There is at least one upper bead section 81 vertically aligned with one of the bead sections 84 in each of the modifications shown in FIGS. 3, 4, and 6-8. In the modifications shown in FIGS. 9-13, the upper bead sections are aligned in the space between the lower bead sections. Thus, turning to FIG. 9, there are three groups of five bead sections 81f separated by gaps 82f. There are three groups of four lower bead sections 84f separated by gaps 85f. It will be noted that the spaces between the upper bead sections 81f are aligned with the lower bead sections 84f. This arrangement facilitates the capping operation and also facilitates stretching of the skirt during the capping operation. The shapes and sizes of the bead sections 81f and 84f resemble those in FIG. 3.
In FIG. 10 the bead sections 81g resemble in size and spacing the bead sections 81a of FIG. 4 and the bead sections 84g resemble the sections 84a. The pattern of distribution, however, is such that the bead sections 84g are aligned with the spaces between the upper bead sections 81g.
In FIG. 11, there are bead sections 81h equally spaced around the circumference of the inside of the skirt of the cap and likewise there are lower bead sections 84h similarly spaced around the perimeter of the cap skirt. The sections 84h are aligned in the spaces between the sections 81h.

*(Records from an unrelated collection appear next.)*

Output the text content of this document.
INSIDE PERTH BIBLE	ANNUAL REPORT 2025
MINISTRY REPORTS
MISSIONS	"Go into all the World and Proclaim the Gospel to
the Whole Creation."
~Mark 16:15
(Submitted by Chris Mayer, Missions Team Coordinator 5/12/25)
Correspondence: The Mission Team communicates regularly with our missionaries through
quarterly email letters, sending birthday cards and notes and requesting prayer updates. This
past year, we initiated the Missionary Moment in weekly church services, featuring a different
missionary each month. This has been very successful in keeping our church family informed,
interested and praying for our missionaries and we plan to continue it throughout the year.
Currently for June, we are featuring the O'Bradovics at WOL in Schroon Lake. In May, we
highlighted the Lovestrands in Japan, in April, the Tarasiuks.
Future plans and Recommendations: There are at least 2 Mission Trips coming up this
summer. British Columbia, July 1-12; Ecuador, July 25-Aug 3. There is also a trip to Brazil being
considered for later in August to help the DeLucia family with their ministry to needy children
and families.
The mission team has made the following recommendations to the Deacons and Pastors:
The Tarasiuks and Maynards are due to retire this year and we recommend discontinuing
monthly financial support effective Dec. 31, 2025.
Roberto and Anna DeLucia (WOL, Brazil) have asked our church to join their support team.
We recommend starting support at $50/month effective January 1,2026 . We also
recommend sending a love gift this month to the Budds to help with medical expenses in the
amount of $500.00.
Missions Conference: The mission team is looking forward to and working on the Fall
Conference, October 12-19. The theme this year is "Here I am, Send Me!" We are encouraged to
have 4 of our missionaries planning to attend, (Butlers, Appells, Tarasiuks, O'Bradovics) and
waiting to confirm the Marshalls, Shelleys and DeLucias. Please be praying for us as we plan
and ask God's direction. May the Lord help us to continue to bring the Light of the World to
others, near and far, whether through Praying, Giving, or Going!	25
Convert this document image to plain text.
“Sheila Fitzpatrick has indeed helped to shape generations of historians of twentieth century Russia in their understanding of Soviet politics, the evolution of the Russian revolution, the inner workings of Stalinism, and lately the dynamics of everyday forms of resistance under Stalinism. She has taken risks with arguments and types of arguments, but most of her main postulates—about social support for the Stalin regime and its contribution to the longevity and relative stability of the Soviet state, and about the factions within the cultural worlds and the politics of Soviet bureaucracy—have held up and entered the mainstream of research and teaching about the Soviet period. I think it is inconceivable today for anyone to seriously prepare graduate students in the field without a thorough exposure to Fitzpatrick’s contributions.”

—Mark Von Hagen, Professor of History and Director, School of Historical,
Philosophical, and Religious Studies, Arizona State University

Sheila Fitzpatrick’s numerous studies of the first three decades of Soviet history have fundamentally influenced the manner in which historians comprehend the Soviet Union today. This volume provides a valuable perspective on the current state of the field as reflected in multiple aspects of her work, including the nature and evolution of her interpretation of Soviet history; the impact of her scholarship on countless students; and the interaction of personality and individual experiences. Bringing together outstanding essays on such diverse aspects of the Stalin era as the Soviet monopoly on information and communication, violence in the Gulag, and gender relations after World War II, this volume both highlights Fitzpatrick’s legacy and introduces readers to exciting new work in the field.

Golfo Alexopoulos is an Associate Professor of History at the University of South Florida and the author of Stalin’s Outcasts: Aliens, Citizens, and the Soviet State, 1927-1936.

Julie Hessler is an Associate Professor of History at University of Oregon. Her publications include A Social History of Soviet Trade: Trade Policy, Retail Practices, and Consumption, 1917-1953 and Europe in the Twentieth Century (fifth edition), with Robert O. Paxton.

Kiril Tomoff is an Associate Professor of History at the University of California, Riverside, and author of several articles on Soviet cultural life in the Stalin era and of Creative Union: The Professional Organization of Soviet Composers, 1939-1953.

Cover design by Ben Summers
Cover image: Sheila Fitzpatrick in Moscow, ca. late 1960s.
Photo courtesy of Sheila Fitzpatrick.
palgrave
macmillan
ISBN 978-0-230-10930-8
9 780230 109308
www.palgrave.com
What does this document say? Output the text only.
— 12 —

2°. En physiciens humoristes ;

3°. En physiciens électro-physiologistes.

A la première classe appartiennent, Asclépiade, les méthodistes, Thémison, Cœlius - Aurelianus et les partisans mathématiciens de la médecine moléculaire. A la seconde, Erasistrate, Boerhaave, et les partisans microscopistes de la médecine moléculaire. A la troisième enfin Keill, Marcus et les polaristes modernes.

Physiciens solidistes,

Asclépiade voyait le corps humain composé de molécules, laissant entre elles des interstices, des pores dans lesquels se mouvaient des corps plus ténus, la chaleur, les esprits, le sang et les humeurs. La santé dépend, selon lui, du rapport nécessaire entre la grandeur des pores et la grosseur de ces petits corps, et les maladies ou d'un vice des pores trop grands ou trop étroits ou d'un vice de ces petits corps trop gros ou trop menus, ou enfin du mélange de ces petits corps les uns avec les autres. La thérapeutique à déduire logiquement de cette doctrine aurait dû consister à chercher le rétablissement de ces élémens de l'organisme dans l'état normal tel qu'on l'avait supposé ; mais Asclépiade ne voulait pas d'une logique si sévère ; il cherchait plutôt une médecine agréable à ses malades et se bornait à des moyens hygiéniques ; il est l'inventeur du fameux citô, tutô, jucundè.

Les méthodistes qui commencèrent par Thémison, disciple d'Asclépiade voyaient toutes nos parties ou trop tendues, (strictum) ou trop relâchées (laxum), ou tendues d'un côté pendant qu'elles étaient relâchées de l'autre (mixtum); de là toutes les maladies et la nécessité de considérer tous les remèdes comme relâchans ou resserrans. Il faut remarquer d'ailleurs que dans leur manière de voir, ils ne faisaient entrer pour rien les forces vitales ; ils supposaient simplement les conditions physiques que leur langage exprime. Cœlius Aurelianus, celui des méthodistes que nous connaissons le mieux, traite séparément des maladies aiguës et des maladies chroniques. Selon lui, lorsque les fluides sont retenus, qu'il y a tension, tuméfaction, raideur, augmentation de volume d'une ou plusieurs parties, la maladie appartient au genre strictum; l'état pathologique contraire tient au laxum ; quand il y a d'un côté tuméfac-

The distribution pattern in FIG. 12 resembles that of FIG. 7, except that the bead sections 81j are aligned in the spaces between the bead sections 84j.
The distribution and shape of the bead sections 81k and 85k of FIG. 13 resemble the corresponding sizes and shapes of FIG. 8, except that the lower bead sections 84k are aligned with the spaces between the upper sections 81k. As was stated with respect to FIG. 8, the elliptical shapes shown in FIG. 13 may be substituted in any of the patterns of distribution shown in FIGS. 9-12.
Turning now to FIG. 5, there are patterns of truncated conical upper bead sections 81b separated by gaps 82b. However, the lower bead sections 84b resemble the lower bead sections shown in U.S. Pat. No. 4,166,552. The pattern of distribution of the upper bead sections 81b is subject to variation from that shown in FIG. 5.